# New here



## lancemanly424 (Sep 4, 2014)

Hey what's up my name is Carl and I'm 25. I recently started riding about years ago. Although I live in Atlanta at the moment I lived out in Summit Co, Colorado for a year and shredded out there every day. I miss every second of it. I got one day in over at Sugar Mtn in NC.
I'm glad I found this forum cause I definitely want to keep shredding and improving myself.
Oh and I ride on a 2013 Capita DoA FK with Union Force bindings.


----------



## Pigpen (Feb 3, 2013)

Welcome sir!
This forum is great, and just about everyone is very helpful!

Oh, go Falcons! (Minnesota here, but love thy Falcons)


----------



## Manicmouse (Apr 7, 2014)

Welcome Carl!


----------



## SnowDragon (Apr 23, 2012)

Ouch!
It's painful to hear of a snowboarder who moved from Colorado to Atlanta.

Best of luck, and welcome aboard.


----------



## slyder (Jan 18, 2010)

Welcome my nephew lives in Marietta (spelling?) We love visiting Atl tons of stuff to do, great food, love the highway like 6 lanes wide and 90mph it's insane driving there.
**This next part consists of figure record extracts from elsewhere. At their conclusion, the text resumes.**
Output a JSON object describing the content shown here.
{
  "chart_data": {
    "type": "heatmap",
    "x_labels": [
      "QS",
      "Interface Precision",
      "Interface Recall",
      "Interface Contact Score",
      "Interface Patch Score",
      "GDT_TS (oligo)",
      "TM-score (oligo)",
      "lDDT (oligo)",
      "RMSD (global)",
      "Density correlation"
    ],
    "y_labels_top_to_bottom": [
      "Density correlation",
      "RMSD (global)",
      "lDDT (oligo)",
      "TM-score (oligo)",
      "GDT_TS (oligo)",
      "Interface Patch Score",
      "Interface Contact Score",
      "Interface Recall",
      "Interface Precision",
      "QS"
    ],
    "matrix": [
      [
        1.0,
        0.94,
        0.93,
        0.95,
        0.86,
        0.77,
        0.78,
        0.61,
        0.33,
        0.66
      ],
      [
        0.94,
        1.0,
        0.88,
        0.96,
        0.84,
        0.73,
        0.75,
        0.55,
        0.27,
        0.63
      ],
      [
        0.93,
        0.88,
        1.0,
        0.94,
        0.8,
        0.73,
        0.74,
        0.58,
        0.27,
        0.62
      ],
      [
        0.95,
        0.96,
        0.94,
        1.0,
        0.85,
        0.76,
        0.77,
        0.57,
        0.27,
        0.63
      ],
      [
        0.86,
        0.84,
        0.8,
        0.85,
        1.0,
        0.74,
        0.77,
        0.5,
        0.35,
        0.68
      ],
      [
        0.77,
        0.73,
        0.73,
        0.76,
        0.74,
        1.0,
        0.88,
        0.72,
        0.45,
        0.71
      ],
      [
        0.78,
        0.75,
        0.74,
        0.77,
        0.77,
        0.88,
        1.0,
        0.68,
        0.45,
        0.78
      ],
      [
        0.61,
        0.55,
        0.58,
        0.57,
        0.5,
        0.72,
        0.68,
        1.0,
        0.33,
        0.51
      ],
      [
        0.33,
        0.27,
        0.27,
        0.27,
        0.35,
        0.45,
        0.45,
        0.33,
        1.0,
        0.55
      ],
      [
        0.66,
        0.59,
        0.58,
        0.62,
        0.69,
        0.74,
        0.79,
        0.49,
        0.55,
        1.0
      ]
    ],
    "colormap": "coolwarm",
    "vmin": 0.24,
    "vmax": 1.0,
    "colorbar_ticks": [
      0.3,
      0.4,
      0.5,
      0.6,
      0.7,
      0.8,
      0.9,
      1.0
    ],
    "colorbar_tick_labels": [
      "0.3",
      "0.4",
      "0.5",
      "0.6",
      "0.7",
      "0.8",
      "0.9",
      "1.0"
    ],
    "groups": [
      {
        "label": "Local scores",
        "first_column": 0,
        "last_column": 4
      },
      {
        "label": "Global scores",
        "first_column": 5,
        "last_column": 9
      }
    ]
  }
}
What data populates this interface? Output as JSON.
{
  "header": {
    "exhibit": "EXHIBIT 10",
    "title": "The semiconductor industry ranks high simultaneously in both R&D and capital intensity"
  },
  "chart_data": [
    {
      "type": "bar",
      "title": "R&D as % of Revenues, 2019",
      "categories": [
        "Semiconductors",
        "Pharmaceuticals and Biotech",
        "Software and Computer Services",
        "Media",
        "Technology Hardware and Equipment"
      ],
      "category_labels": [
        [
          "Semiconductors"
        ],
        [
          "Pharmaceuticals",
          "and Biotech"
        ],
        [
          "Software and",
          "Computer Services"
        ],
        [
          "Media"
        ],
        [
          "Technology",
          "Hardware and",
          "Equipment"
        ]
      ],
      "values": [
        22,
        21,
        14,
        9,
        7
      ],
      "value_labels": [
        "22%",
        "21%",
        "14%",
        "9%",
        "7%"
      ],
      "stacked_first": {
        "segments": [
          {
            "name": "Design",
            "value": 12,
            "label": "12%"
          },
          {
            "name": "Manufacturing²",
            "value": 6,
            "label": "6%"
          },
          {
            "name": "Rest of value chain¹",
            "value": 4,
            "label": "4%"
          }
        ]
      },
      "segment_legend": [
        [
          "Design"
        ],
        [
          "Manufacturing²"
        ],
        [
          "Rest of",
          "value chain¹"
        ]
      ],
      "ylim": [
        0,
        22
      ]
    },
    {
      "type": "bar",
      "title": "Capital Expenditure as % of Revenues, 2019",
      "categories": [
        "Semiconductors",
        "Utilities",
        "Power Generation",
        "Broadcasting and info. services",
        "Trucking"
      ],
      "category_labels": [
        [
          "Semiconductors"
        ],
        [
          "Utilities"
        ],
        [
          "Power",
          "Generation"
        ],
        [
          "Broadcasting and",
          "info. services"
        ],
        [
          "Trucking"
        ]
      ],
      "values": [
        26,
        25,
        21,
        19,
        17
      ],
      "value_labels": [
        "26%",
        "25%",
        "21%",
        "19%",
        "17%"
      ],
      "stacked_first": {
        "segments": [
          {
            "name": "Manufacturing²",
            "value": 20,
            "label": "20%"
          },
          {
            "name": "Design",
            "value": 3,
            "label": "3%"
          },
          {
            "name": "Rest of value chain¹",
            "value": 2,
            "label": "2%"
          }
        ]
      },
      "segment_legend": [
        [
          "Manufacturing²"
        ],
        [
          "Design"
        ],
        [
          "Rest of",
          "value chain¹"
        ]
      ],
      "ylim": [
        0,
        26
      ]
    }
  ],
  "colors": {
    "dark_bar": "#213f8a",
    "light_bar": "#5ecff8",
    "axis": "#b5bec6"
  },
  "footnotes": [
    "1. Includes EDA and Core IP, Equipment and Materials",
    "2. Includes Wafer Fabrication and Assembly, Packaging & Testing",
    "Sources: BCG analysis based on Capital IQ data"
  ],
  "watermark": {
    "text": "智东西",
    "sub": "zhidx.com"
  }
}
Better than around Chi-town. 

Glad you able to keep riding even though your in the wrong part of the country. Life's paths...Next time snap some pics to share when you get a chance to ride again. NC is probably worse the the Midwest but hey, any time on the board is a good time.


----------



## Argo (Feb 25, 2010)

It's way easier to keep living in the mountains..... More conducive to the snowboarding lifestyle too.


----------



## lancemanly424 (Sep 4, 2014)

Thanks for the warm welcome! Ya i constantly dream about going back up there (which i will this season). I grew up in Atl and moved out to Co to live with my dad for a while. I was born in Wyoming so i grew up to skiing but once i strapped in i was hooked and snowboarding immediately took over.


----------